Usou-se também por alguns tempos, dobrar a casula no ombro direito, e
firmar-lhe as extremidades nas costas, do lado esquerdo, servindo-se para tanto
de um cíngulo. Isso, porém, tornava-se incômodo, além de pouco estético. Foi o
que levou a substituir a grande casula pelo estolão da mesma cor.
A
Oração sobre o Povo, que na Quaresma
se recita diariamente depois da Pós-comunhão, é de origem antiquíssima. Era a
benção que o sacerdote recitava com as mãos estendidas sobre o povo, antes de o
despedir.
Não
aparecem no Tempo Quaresmal, os símbolos da alegria: não usam tunicelas, não há
flores e o órgão silencia. Qual símbolo de penitência, a cor dos paramentos é
roxa.
Quarta-feira
de Cinzas
Privilegiada
simples - Param. roxos
Benção
das cinzas,
O
rito da benção e da imposição das Cinzas abre oficialmente a Quaresma. Já
começada à meia-noite.
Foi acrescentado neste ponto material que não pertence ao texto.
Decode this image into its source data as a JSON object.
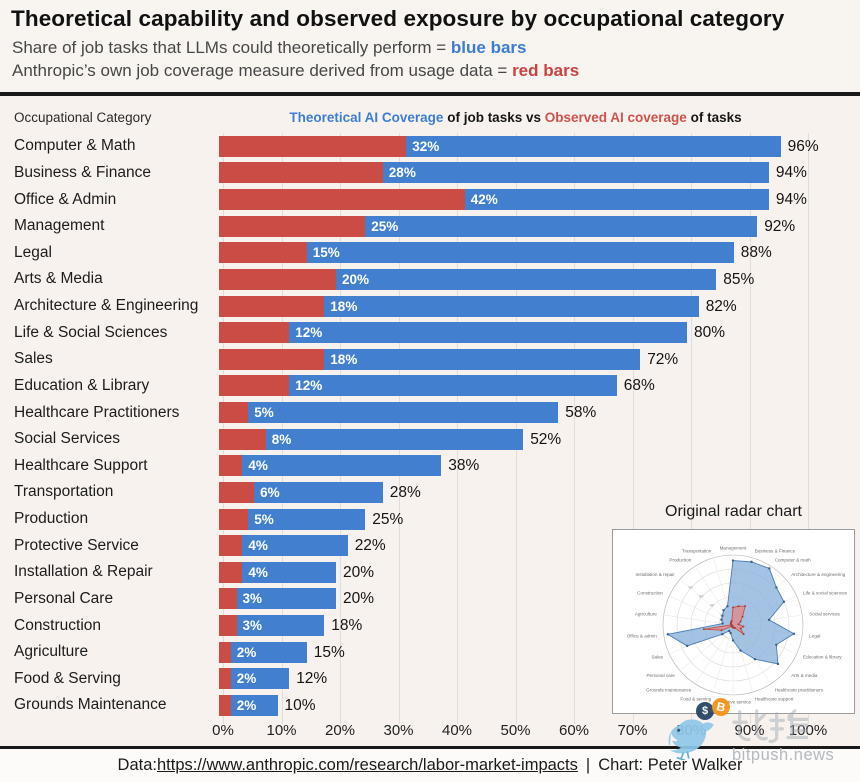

Os Padres dos primeiros séculos fazem frequentes referências
à penitencia “in cinere et cilicio” dos cristãos, aliás já em uso entre os
hebreus (Lição) e os pagãos. A
verdadeira penitência pública e oficial foi introduzida na igreja nos séculos V
e VI.
“O
período da penitência canônica começava na Quarta-feira de Cinzas e estendia-se
até a Quinta-feira Santa. Em Roma, no século VII, os penitentes se apresentavam
aos Sacerdotes a isso delegados, faziam sua confissão e, se era o caso,
recebiam uma veste de cilício de cinzas, ficando impedidos de entrar na igreja
e com ordem de retirar-se a algum mosteiro onde pudessem cumprir a penitência
da Quaresma” (Card. Schuster).
Em
outros lugares, os penitentes cumpriram na própria casa a penitência imposta. “Era,
porém, uso geral começar a Quaresma com a Confissão, não só para purificar a
alma, mas também para poder receber mais frequentemente a santa Comunhão no
período sagrado” (Righetti).
No
século X, caindo em desuso a penitência pública, introduziu-se o costume de impor
cinzas também aos fiéis, uso que bem cedo generalizou-se e foi aprovado por
Urbano II.
As
Cinzas que, segundo prescrevem as rubricas já em vigor no século XII, se obtém
queimando as palmas e oliveiras bentas no ano precedente no Domingo de Ramos,
são símbolo da morte e da caducidade das criaturas, (às quais o pecador se
volta quando comete o pecado): elas mesmas admoestam-no a voltar a Deus com a
penitência e a humildade. Aos fiéis que as recebem com devoção, o sacramental da
imposição das Cinzas obtém a verdadeira compunção, o perdão dos pecados, a
saúde da alma e do corpo, a vitória sobre os espíritos malignos e, sobretudo, a
graça de santificar a Quaresma.
Antes da Missa
procede-se à Benção das cinzas, feitas de ramos de oliveira (ou de outras
árvores), bentos no ano anterior. O Sacerdote deve estar revestido de pluvial
roxo (ou sem casula).
Missal Romano Cotidiano Latim-Português – Edições Paulinas - 1959
___
¹
Do latim. plicatus – dobrado: Casula usada
pelos Diáconos e Subdiáconos, em certos dias do ano litúrgico. É dobrada pela
frente e para dentro, de forma a que não passe abaixo da cinta, ou pode
tratar-se de uma casula cortada a esta altura.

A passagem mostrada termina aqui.